Subaru e il cambio che fa risparmiare

Il risparmio di carburante e la riduzione delle emissioni sono tra gli obiettivi principali dei progettisti di auto. È dunque necessario realizzare una strategia di controllo dell’energia, per evitarne sprechi, ma anche per assicurare un buon livello della qualità di marcia. Appare in questo modo evidente che si deve intervenire ben oltre i motori. Per esempio sulle trasmissioni.
I cambi hanno subìto un’evoluzione interessante. Da qualche anno si apprezza il comfort di quelli automatici, la cui diffusione è aumentata straordinariamente. D’accordo sul comfort che offrono, ma per poter funzionare, un cambio automatico, così come lo conosciamo, consuma energia, oltre a far consumare più carburante. Per questo la giapponese Subaru ha perfezionato un cambio che possa racchiudere in sé il comfort di un automatico, con i consumi di un manuale.
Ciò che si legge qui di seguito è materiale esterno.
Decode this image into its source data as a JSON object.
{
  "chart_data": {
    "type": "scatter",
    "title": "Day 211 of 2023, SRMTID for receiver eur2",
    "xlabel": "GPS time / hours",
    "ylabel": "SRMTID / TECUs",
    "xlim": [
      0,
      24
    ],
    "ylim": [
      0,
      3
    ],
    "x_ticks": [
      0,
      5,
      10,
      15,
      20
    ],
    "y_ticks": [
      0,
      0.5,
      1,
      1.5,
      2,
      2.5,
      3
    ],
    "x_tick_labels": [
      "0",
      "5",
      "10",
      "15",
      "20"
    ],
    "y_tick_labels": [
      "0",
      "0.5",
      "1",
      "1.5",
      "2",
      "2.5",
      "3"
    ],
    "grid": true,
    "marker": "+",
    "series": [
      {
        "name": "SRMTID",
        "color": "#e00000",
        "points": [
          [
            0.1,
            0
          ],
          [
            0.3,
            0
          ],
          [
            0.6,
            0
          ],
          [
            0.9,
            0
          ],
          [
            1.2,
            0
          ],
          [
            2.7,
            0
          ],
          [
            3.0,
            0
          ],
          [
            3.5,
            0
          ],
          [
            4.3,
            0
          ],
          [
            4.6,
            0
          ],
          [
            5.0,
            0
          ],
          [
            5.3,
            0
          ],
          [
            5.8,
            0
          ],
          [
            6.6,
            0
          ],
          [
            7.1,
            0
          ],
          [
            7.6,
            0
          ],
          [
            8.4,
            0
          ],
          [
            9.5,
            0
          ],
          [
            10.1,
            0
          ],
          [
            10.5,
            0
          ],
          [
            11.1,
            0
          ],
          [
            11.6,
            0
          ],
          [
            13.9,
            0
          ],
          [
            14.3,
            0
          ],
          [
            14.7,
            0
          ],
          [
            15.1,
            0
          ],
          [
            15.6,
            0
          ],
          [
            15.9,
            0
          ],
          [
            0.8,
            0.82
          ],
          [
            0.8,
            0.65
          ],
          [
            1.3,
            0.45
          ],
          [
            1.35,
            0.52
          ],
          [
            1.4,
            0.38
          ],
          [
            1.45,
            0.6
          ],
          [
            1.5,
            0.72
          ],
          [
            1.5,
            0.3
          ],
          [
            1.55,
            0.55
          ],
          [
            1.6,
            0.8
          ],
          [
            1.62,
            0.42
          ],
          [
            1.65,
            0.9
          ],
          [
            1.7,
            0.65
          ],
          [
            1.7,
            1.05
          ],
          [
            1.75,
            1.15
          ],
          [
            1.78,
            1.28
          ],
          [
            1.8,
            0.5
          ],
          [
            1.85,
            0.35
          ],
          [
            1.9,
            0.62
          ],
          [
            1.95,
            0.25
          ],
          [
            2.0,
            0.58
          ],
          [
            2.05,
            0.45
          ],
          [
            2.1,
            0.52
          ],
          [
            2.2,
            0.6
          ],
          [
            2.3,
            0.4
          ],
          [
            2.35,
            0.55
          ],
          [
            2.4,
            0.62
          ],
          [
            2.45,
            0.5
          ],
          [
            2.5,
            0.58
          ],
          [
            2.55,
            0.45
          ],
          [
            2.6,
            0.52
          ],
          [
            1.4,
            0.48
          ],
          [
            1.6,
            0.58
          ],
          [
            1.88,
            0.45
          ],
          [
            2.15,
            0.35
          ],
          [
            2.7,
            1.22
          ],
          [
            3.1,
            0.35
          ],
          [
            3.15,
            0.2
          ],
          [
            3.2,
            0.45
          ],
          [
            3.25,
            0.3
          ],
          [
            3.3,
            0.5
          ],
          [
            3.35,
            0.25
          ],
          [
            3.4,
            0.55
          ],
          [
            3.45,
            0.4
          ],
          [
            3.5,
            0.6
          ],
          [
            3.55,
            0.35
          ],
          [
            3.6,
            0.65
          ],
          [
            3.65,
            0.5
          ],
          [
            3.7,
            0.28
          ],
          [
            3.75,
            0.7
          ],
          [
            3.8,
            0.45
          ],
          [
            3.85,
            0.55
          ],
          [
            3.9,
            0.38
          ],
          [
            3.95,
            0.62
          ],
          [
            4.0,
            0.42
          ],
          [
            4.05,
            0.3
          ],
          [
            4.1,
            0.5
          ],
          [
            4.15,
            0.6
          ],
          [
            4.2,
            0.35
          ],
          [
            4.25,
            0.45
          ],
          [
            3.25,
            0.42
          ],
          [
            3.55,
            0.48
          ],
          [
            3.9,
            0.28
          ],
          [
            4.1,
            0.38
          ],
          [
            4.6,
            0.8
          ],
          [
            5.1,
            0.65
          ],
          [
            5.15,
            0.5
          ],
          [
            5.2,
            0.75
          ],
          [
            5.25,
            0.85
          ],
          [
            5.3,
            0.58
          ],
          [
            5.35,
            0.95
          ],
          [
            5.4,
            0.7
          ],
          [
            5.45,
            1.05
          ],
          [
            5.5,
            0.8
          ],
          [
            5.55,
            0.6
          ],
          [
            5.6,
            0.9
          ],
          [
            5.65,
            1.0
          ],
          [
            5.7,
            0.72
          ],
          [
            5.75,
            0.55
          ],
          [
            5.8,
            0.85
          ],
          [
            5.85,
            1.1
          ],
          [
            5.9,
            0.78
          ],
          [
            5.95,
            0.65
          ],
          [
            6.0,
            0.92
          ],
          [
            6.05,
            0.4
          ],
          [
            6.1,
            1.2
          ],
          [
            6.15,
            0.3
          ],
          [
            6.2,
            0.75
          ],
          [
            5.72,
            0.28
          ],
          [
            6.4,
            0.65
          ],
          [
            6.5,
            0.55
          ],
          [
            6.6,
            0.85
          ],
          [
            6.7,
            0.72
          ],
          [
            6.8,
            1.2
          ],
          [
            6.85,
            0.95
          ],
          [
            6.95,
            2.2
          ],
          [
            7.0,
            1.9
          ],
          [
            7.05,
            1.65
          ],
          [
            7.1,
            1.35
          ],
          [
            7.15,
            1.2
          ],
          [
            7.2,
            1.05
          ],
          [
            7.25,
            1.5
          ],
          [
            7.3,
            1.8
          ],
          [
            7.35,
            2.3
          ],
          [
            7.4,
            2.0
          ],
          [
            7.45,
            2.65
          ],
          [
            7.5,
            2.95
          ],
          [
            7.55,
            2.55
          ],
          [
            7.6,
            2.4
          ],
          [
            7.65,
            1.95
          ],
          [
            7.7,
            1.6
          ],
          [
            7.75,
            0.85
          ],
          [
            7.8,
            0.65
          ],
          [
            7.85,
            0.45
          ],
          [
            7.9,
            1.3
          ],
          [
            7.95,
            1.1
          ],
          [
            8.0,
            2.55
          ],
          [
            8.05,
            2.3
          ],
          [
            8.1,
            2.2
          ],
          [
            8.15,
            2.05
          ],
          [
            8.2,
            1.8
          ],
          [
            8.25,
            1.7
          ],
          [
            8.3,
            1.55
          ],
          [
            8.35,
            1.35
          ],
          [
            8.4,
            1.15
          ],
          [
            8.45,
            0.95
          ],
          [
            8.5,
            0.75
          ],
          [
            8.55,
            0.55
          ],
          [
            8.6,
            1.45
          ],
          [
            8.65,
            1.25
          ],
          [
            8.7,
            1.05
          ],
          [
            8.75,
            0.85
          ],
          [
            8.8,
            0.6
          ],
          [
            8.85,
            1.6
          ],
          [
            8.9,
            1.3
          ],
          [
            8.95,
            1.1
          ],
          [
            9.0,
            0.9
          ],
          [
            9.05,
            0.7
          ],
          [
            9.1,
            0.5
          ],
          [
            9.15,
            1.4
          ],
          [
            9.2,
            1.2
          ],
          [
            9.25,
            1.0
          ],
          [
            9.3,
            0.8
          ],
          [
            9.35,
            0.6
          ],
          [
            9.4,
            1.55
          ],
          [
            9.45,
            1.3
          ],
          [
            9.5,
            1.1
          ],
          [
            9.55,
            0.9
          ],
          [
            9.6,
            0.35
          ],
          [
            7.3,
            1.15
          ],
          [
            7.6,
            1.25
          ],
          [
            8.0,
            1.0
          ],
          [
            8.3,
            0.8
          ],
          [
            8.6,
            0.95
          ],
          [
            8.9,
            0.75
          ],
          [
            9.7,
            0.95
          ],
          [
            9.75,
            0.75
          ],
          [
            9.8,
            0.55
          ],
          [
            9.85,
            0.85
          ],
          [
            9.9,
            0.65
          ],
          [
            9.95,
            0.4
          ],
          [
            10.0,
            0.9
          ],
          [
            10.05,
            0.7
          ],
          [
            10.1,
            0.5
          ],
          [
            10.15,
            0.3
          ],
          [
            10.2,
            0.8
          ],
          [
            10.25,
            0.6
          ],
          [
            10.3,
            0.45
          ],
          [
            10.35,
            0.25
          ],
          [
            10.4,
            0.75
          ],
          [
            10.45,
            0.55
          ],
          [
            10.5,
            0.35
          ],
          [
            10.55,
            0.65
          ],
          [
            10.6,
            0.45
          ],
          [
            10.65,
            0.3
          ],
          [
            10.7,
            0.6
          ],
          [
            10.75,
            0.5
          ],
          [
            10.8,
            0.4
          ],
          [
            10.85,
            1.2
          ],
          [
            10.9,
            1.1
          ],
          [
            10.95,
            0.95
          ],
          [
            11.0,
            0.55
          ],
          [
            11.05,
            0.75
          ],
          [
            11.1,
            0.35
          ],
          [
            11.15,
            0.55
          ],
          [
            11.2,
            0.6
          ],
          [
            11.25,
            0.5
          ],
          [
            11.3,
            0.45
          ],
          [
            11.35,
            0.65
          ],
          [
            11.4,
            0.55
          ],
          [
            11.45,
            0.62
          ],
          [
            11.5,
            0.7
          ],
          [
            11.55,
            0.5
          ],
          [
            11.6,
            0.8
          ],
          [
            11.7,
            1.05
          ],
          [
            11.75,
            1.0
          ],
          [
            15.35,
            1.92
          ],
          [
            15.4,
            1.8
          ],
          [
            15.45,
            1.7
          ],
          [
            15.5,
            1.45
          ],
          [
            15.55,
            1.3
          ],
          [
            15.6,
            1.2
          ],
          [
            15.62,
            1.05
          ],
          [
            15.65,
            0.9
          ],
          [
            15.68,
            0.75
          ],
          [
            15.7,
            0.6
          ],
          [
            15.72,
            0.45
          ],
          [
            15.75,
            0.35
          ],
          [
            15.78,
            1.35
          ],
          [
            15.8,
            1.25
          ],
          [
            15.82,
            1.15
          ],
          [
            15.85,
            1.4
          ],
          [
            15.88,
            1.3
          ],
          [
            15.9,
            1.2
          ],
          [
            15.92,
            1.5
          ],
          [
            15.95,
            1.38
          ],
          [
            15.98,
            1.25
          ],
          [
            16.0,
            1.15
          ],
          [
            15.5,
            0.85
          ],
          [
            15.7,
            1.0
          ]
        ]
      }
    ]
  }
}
Depositaria del brevetto del cambio a variazione continua, la casa lo ha ulteriormente perfezionato, proponendolo in veste di Lineartronic per le gamme Legacy e Outback con motori ad alimentazione bi-fuel benzina-Gpl. Si tratta di una trasmissione dove il rapporto tra i giri del motore e quello delle ruote non viene regolato da una cascata di ingranaggi, ma dalla variazione continua di rapporto tra due pulegge. Queste sono collegate tra loro da una robusta catena in acciaio che consente di poter trasmettere elevate coppie motrici con un dispendio di energia minimo. La variazione continua del diametro delle due pulegge consente di poter realizzare un’infinità di rapporti di trasmissione, proponendo un comfort di marcia addirittura superiore a qualsiasi cambio automatico tradizionale. Inoltre, dato che il sistema è controllato da una sofisticata gestione elettronica, ci sono situazioni di marcia dove l’accelerazione del mezzo non avviene con l’aumento di giri del motore, come in tutti i sistemi di trasmissione conosciuti, ma solo attraverso la variazione micrometrica del diametro delle gole delle pulegge. Significa che a certe andature si vedrà il motore rimanere fermo a un regime di rotazione particolarmente favorevole per i consumi e la velocità della vettura, che si incrementa. Con un beneficio in termini di comfort e, soprattutto, di consumo facilmente riscontrabile. L’elettronica consente anche di disporre delle marce «virtuali» per utilizzare il cambio anche in modalità manuale, allo scopo di trarre maggiore piacere dalla guida o per scalare predisponendo l’auto ad affrontare al meglio una curva. Queste marce virtuali (sette), possono essere inserite tramite i paddles al volante oppure, con un po’ di dimestichezza, anche azionando brevemente l’acceleratore. In questo modo si sfrutta l’elettronica nel suo programma adattivo che percepisce le intenzioni del conducente reagendo alle sollecitazioni e programmandosi di conseguenza. Il risultato è una guida confortevole, ma anche sempre pronta a modificare il rapporto dei giri tra motore e ruote, con reazioni inferiori a 100 millesimi di secondo. Il tutto si traduce in consumi che possono essere mediamente inferiori anche a quelli realizzati con il cambio manuale. Vista la completezza di risultati che si possono ottenere da un cambio come il Lineartronic, è facile prevedere che possa essere utilizzato su tutta la gamma boxer a quattro cilindri a benzina-Gpl della produzione Subaru.